Building a community of courageous leaders for kids

Reflections on the Partnership’s annual retreat for Executive Directors


Image courtesy of Michelle Hughes.

Just a month into my tenure as executive director, I had the opportunity to share space with child advocacy leaders from all over the country during our 2023 Executive Directors’ Retreat. We spent time at the Annie E. Casey Foundation in Baltimore, which was our first in-person meeting in several years.

We strategized together, learned from each other, and encouraged each other to keep going and fight for policy changes that benefit our kids even when facing huge obstacles. I don’t think it’s acknowledged enough that leaders and advocates need space to rest and feel supported by each other, so it was such an important chance for the Partnership to offer this space to our members.

Committing to courageous leadership

One of the highlights of the retreat was the session led by our Board Co-Chairs, Kim Perry and Jenifer Wagley, called “Making Honey Together: The Courage to Lead in Disruptive Times.” Jenifer and Kim facilitated a supportive space for deep listening, storytelling, and connection. One of the themes that surfaced during that session was examining how we show up as courageous leaders and support the leadership of others.

During this session, we explored our stories as individuals and leaders and creatively expressed what we heard in one another’s stories. One personal insight I gained from this impactful session was how we define leadership. The notion of “leadership” can often push us to squeeze into a box based on our perception of other people’s expectations or even stereotypical images of leadership. But true strength is in showing up authentically as ourselves and being willing to have vulnerable moments as a leader.

Leading and learning as a network

The strength of the Partnership network is that our members all share the same collective purpose – we advocate for kids and families. Through this shared purpose, there are endless opportunities for learning from one another. During the retreat, we highlighted the expertise and wisdom within this peer community, from powerful conversations about building your organizational culture to succession planning and fundraising with an anti-racist framework.

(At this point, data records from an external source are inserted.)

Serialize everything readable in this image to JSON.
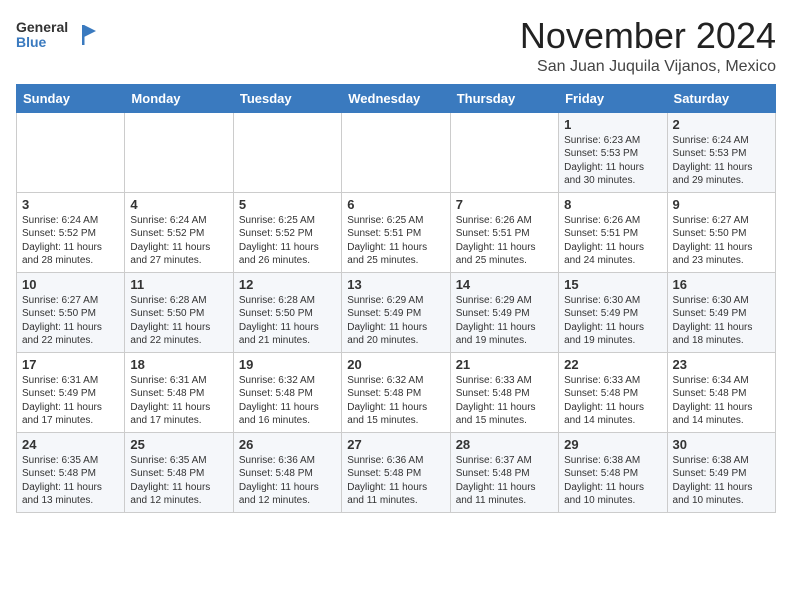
{
  "header": {
    "logo_general": "General",
    "logo_blue": "Blue",
    "month": "November 2024",
    "location": "San Juan Juquila Vijanos, Mexico"
  },
  "weekdays": [
    "Sunday",
    "Monday",
    "Tuesday",
    "Wednesday",
    "Thursday",
    "Friday",
    "Saturday"
  ],
  "weeks": [
    [
      {
        "day": "",
        "info": ""
      },
      {
        "day": "",
        "info": ""
      },
      {
        "day": "",
        "info": ""
      },
      {
        "day": "",
        "info": ""
      },
      {
        "day": "",
        "info": ""
      },
      {
        "day": "1",
        "info": "Sunrise: 6:23 AM\nSunset: 5:53 PM\nDaylight: 11 hours\nand 30 minutes."
      },
      {
        "day": "2",
        "info": "Sunrise: 6:24 AM\nSunset: 5:53 PM\nDaylight: 11 hours\nand 29 minutes."
      }
    ],
    [
      {
        "day": "3",
        "info": "Sunrise: 6:24 AM\nSunset: 5:52 PM\nDaylight: 11 hours\nand 28 minutes."
      },
      {
        "day": "4",
        "info": "Sunrise: 6:24 AM\nSunset: 5:52 PM\nDaylight: 11 hours\nand 27 minutes."
      },
      {
        "day": "5",
        "info": "Sunrise: 6:25 AM\nSunset: 5:52 PM\nDaylight: 11 hours\nand 26 minutes."
      },
      {
        "day": "6",
        "info": "Sunrise: 6:25 AM\nSunset: 5:51 PM\nDaylight: 11 hours\nand 25 minutes."
      },
      {
        "day": "7",
        "info": "Sunrise: 6:26 AM\nSunset: 5:51 PM\nDaylight: 11 hours\nand 25 minutes."
      },
      {
        "day": "8",
        "info": "Sunrise: 6:26 AM\nSunset: 5:51 PM\nDaylight: 11 hours\nand 24 minutes."
      },
      {
        "day": "9",
        "info": "Sunrise: 6:27 AM\nSunset: 5:50 PM\nDaylight: 11 hours\nand 23 minutes."
      }
    ],
    [
      {
        "day": "10",
        "info": "Sunrise: 6:27 AM\nSunset: 5:50 PM\nDaylight: 11 hours\nand 22 minutes."
      },
      {
        "day": "11",
        "info": "Sunrise: 6:28 AM\nSunset: 5:50 PM\nDaylight: 11 hours\nand 22 minutes."
      },
      {
        "day": "12",
        "info": "Sunrise: 6:28 AM\nSunset: 5:50 PM\nDaylight: 11 hours\nand 21 minutes."
      },
      {
        "day": "13",
        "info": "Sunrise: 6:29 AM\nSunset: 5:49 PM\nDaylight: 11 hours\nand 20 minutes."
      },
      {
        "day": "14",
        "info": "Sunrise: 6:29 AM\nSunset: 5:49 PM\nDaylight: 11 hours\nand 19 minutes."
      },
      {
        "day": "15",
        "info": "Sunrise: 6:30 AM\nSunset: 5:49 PM\nDaylight: 11 hours\nand 19 minutes."
      },
      {
        "day": "16",
        "info": "Sunrise: 6:30 AM\nSunset: 5:49 PM\nDaylight: 11 hours\nand 18 minutes."
      }
    ],
    [
      {
        "day": "17",
        "info": "Sunrise: 6:31 AM\nSunset: 5:49 PM\nDaylight: 11 hours\nand 17 minutes."
      },
      {
        "day": "18",
        "info": "Sunrise: 6:31 AM\nSunset: 5:48 PM\nDaylight: 11 hours\nand 17 minutes."
      },
      {
        "day": "19",
        "info": "Sunrise: 6:32 AM\nSunset: 5:48 PM\nDaylight: 11 hours\nand 16 minutes."
      },
      {
        "day": "20",
        "info": "Sunrise: 6:32 AM\nSunset: 5:48 PM\nDaylight: 11 hours\nand 15 minutes."
      },
      {
        "day": "21",
        "info": "Sunrise: 6:33 AM\nSunset: 5:48 PM\nDaylight: 11 hours\nand 15 minutes."
      },
      {
        "day": "22",
        "info": "Sunrise: 6:33 AM\nSunset: 5:48 PM\nDaylight: 11 hours\nand 14 minutes."
      },
      {
        "day": "23",
        "info": "Sunrise: 6:34 AM\nSunset: 5:48 PM\nDaylight: 11 hours\nand 14 minutes."
      }
    ],
    [
      {
        "day": "24",
        "info": "Sunrise: 6:35 AM\nSunset: 5:48 PM\nDaylight: 11 hours\nand 13 minutes."
      },
      {
        "day": "25",
        "info": "Sunrise: 6:35 AM\nSunset: 5:48 PM\nDaylight: 11 hours\nand 12 minutes."
      },
      {
        "day": "26",
        "info": "Sunrise: 6:36 AM\nSunset: 5:48 PM\nDaylight: 11 hours\nand 12 minutes."
      },
      {
        "day": "27",
        "info": "Sunrise: 6:36 AM\nSunset: 5:48 PM\nDaylight: 11 hours\nand 11 minutes."
      },
      {
        "day": "28",
        "info": "Sunrise: 6:37 AM\nSunset: 5:48 PM\nDaylight: 11 hours\nand 11 minutes."
      },
      {
        "day": "29",
        "info": "Sunrise: 6:38 AM\nSunset: 5:48 PM\nDaylight: 11 hours\nand 10 minutes."
      },
      {
        "day": "30",
        "info": "Sunrise: 6:38 AM\nSunset: 5:49 PM\nDaylight: 11 hours\nand 10 minutes."
      }
    ]
  ]
}
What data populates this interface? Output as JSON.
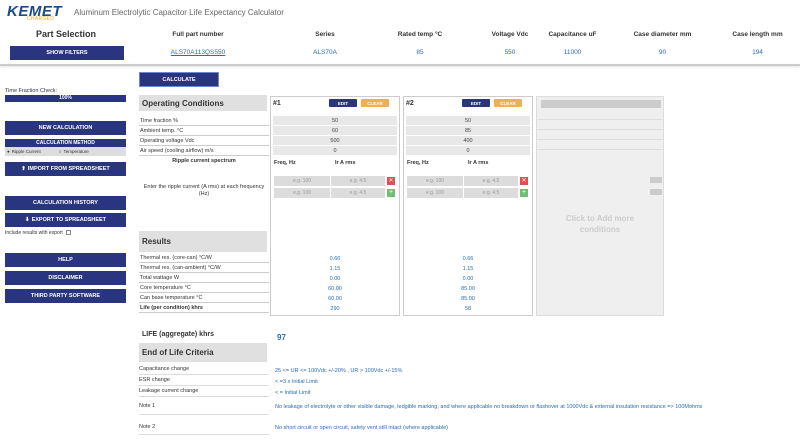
{
  "header": {
    "logo": "KEMET",
    "logo_sub": "CHARGED",
    "title": "Aluminum Electrolytic Capacitor Life Expectancy Calculator"
  },
  "part_selection": {
    "title": "Part Selection",
    "show_filters": "SHOW FILTERS",
    "columns": [
      {
        "label": "Full part number",
        "value": "ALS70A113QS550"
      },
      {
        "label": "Series",
        "value": "ALS70A"
      },
      {
        "label": "Rated temp °C",
        "value": "85"
      },
      {
        "label": "Voltage Vdc",
        "value": "550"
      },
      {
        "label": "Capacitance uF",
        "value": "11000"
      },
      {
        "label": "Case diameter mm",
        "value": "90"
      },
      {
        "label": "Case length mm",
        "value": "194"
      }
    ]
  },
  "sidebar": {
    "time_fraction_label": "Time Fraction Check:",
    "time_fraction_value": "100%",
    "time_fraction_level": 1.0,
    "new_calc": "NEW CALCULATION",
    "calc_method": "CALCULATION METHOD",
    "method_ripple": "Ripple Current",
    "method_temp": "Temperature",
    "import": "IMPORT FROM SPREADSHEET",
    "history": "CALCULATION HISTORY",
    "export": "EXPORT TO SPREADSHEET",
    "include_results": "Include results with export",
    "help": "HELP",
    "disclaimer": "DISCLAIMER",
    "third_party": "THIRD PARTY SOFTWARE"
  },
  "calculate": "CALCULATE",
  "operating": {
    "title": "Operating Conditions",
    "rows": [
      "Time fraction %",
      "Ambient temp. °C",
      "Operating voltage Vdc",
      "Air speed (cooling airflow) m/s"
    ],
    "ripple_title": "Ripple current spectrum",
    "ripple_desc": "Enter the ripple current (A rms) at each frequency (Hz)"
  },
  "conditions": [
    {
      "title": "#1",
      "edit": "EDIT",
      "clear": "CLEAR",
      "values": [
        "50",
        "60",
        "500",
        "0"
      ],
      "freq_label": "Freq, Hz",
      "irms_label": "Ir A rms",
      "freq_ph": "e.g. 100",
      "irms_ph": "e.g. 4.5",
      "results": [
        "0.66",
        "1.15",
        "0.00",
        "60.00",
        "60.00",
        "290"
      ]
    },
    {
      "title": "#2",
      "edit": "EDIT",
      "clear": "CLEAR",
      "values": [
        "50",
        "85",
        "400",
        "0"
      ],
      "freq_label": "Freq, Hz",
      "irms_label": "Ir A rms",
      "freq_ph": "e.g. 100",
      "irms_ph": "e.g. 4.5",
      "results": [
        "0.66",
        "1.15",
        "0.00",
        "85.00",
        "85.00",
        "58"
      ]
    }
  ],
  "add_conditions": "Click to Add more conditions",
  "results": {
    "title": "Results",
    "rows": [
      "Thermal res. (core-can) °C/W",
      "Thermal res. (can-ambient) °C/W",
      "Total wattage W",
      "Core temperature °C",
      "Can base temperature °C",
      "Life (per condition) khrs"
    ]
  },
  "life_aggregate": {
    "label": "LIFE (aggregate) khrs",
    "value": "97"
  },
  "end_of_life": {
    "title": "End of Life Criteria",
    "rows": [
      {
        "label": "Capacitance change",
        "value": "25 <= UR <= 100Vdc +/-20% , UR > 100Vdc +/-15%"
      },
      {
        "label": "ESR change",
        "value": "< =3 x Initial Limit"
      },
      {
        "label": "Leakage current change",
        "value": "< = Initial Limit"
      },
      {
        "label": "Note 1",
        "value": "No leakage of electrolyte or other visible damage, ledgible marking, and where applicable no breakdown or flashover at 1000Vdc & external insulation resistance => 100Mohms"
      },
      {
        "label": "Note 2",
        "value": "No short circuit or open circuit, safety vent still intact (where applicable)"
      }
    ]
  }
}
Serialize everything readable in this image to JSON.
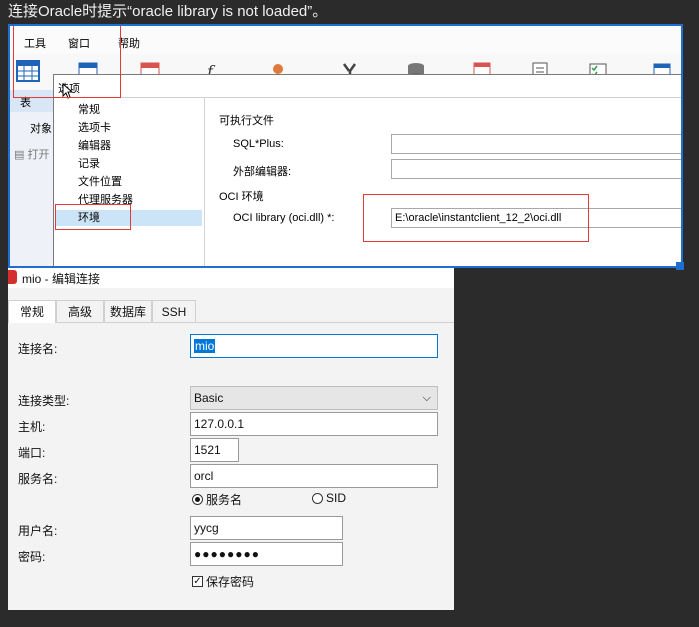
{
  "caption": "连接Oracle时提示“oracle library is not loaded”。",
  "navicat": {
    "menu": [
      "工具",
      "窗口",
      "帮助"
    ],
    "side": {
      "tab": "表",
      "objects": "对象",
      "open": "打开"
    },
    "toolbar_icons": [
      "table-icon",
      "view-icon",
      "function-icon",
      "user-icon",
      "tools-icon",
      "database-icon",
      "grid-icon",
      "report-icon",
      "checklist-icon",
      "model-icon"
    ]
  },
  "options": {
    "title": "选项",
    "nav": [
      "常规",
      "选项卡",
      "编辑器",
      "记录",
      "文件位置",
      "代理服务器",
      "环境"
    ],
    "selected_nav": "环境",
    "section_exec": "可执行文件",
    "sqlplus_label": "SQL*Plus:",
    "sqlplus_value": "",
    "external_editor_label": "外部编辑器:",
    "external_editor_value": "",
    "section_oci": "OCI 环境",
    "oci_label": "OCI library (oci.dll) *:",
    "oci_value": "E:\\oracle\\instantclient_12_2\\oci.dll"
  },
  "connection": {
    "title": "mio - 编辑连接",
    "tabs": [
      "常规",
      "高级",
      "数据库",
      "SSH"
    ],
    "name_label": "连接名:",
    "name_value": "mio",
    "type_label": "连接类型:",
    "type_value": "Basic",
    "host_label": "主机:",
    "host_value": "127.0.0.1",
    "port_label": "端口:",
    "port_value": "1521",
    "service_label": "服务名:",
    "service_value": "orcl",
    "radio_service": "服务名",
    "radio_sid": "SID",
    "radio_selected": "服务名",
    "user_label": "用户名:",
    "user_value": "yycg",
    "password_label": "密码:",
    "password_value": "●●●●●●●●",
    "save_password_label": "保存密码",
    "save_password_checked": true
  },
  "colors": {
    "accent": "#0078d7",
    "highlight_box": "#e53935",
    "frame": "#1e6fd0",
    "selection": "#cce4f7"
  }
}
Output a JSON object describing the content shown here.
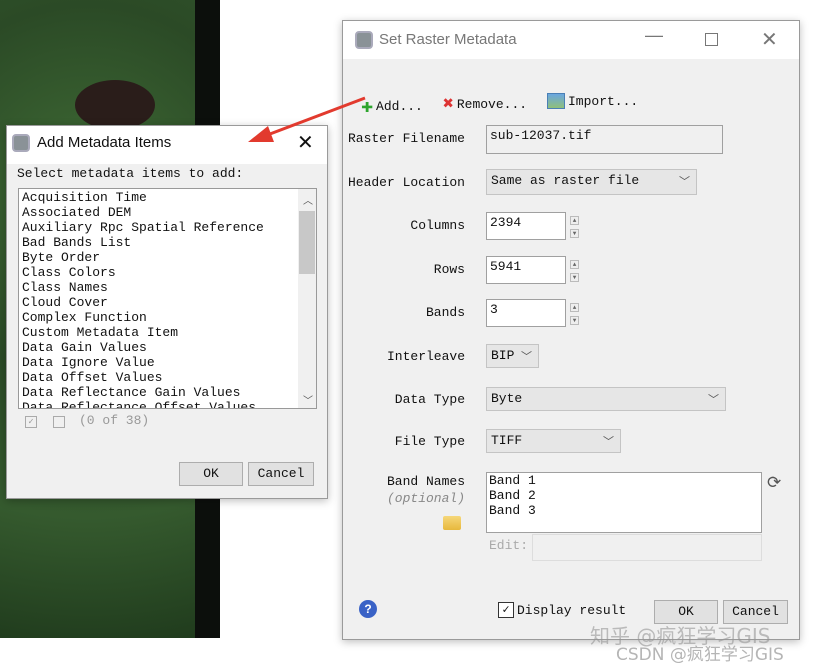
{
  "main_dialog": {
    "title": "Set Raster Metadata",
    "toolbar": {
      "add": "Add...",
      "remove": "Remove...",
      "import": "Import..."
    },
    "fields": {
      "raster_filename_label": "Raster Filename",
      "raster_filename": "sub-12037.tif",
      "header_location_label": "Header Location",
      "header_location": "Same as raster file",
      "columns_label": "Columns",
      "columns": "2394",
      "rows_label": "Rows",
      "rows": "5941",
      "bands_label": "Bands",
      "bands": "3",
      "interleave_label": "Interleave",
      "interleave": "BIP",
      "data_type_label": "Data Type",
      "data_type": "Byte",
      "file_type_label": "File Type",
      "file_type": "TIFF",
      "band_names_label": "Band Names",
      "band_names_optional": "(optional)",
      "band_names": [
        "Band 1",
        "Band 2",
        "Band 3"
      ],
      "edit_label": "Edit:"
    },
    "display_result_label": "Display result",
    "display_result_checked": true,
    "ok": "OK",
    "cancel": "Cancel"
  },
  "add_dialog": {
    "title": "Add Metadata Items",
    "prompt": "Select metadata items to add:",
    "items": [
      "Acquisition Time",
      "Associated DEM",
      "Auxiliary Rpc Spatial Reference",
      "Bad Bands List",
      "Byte Order",
      "Class Colors",
      "Class Names",
      "Cloud Cover",
      "Complex Function",
      "Custom Metadata Item",
      "Data Gain Values",
      "Data Ignore Value",
      "Data Offset Values",
      "Data Reflectance Gain Values",
      "Data Reflectance Offset Values"
    ],
    "count": "(0 of 38)",
    "ok": "OK",
    "cancel": "Cancel"
  },
  "watermark": {
    "line1": "知乎 @疯狂学习GIS",
    "line2": "CSDN @疯狂学习GIS"
  }
}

Building for the future of child advocacy

Another theme that shaped the retreat was exploring what we are building for the future of children’s advocacy. We invited everyone to a strategic planning conversation that will inform the vision for the future of the Partnership. A key aspect of that future we’re building also hinges on supporting and amplifying the future leaders in child advocacy. We heard directly from youth advocates Aaliyana and Kayla, who joined Virginia’s Youth in Action, supported by Voices for Virginia’s Children. They talked about their engagement in policy advocacy and shared their perspectives on how child advocates can authentically partner with youth. It was a powerful closing conversation that invigorated and challenged us to amplify youth voices with intentionality.

Asking ourselves the right questions

In preparation for the retreat, I reflected on what drives me as a leader and shared my thoughts during the retreat. I shared that since becoming a parent, I often ask myself a question that I did not ask enough throughout my advocacy career, “How am I building a better future for my child?”

As advocates, professionals, and leaders, we often juggle competing interests. And sometimes, we feel the pressure to prioritize our political capital or only take a small risk in service to getting the policy win. Though these things feel important in a conversation with a lawmaker, they don’t always mean as much to the well-being of our kids. I wondered aloud with the leaders in the room how our advocacy and leadership might look different if we truly put children first. It might be more audacious, more urgent.

I walked away from the retreat with a renewed commitment to courageous leadership – even though it will sometimes push me beyond my comfort zone and dare me to take bigger risks for our children. I feel an urgency around that. It’s an honor to be part of a community of leaders who ask themselves the same question every day, “How am I building a better future for our children?” because our children’s futures are worth taking big risks.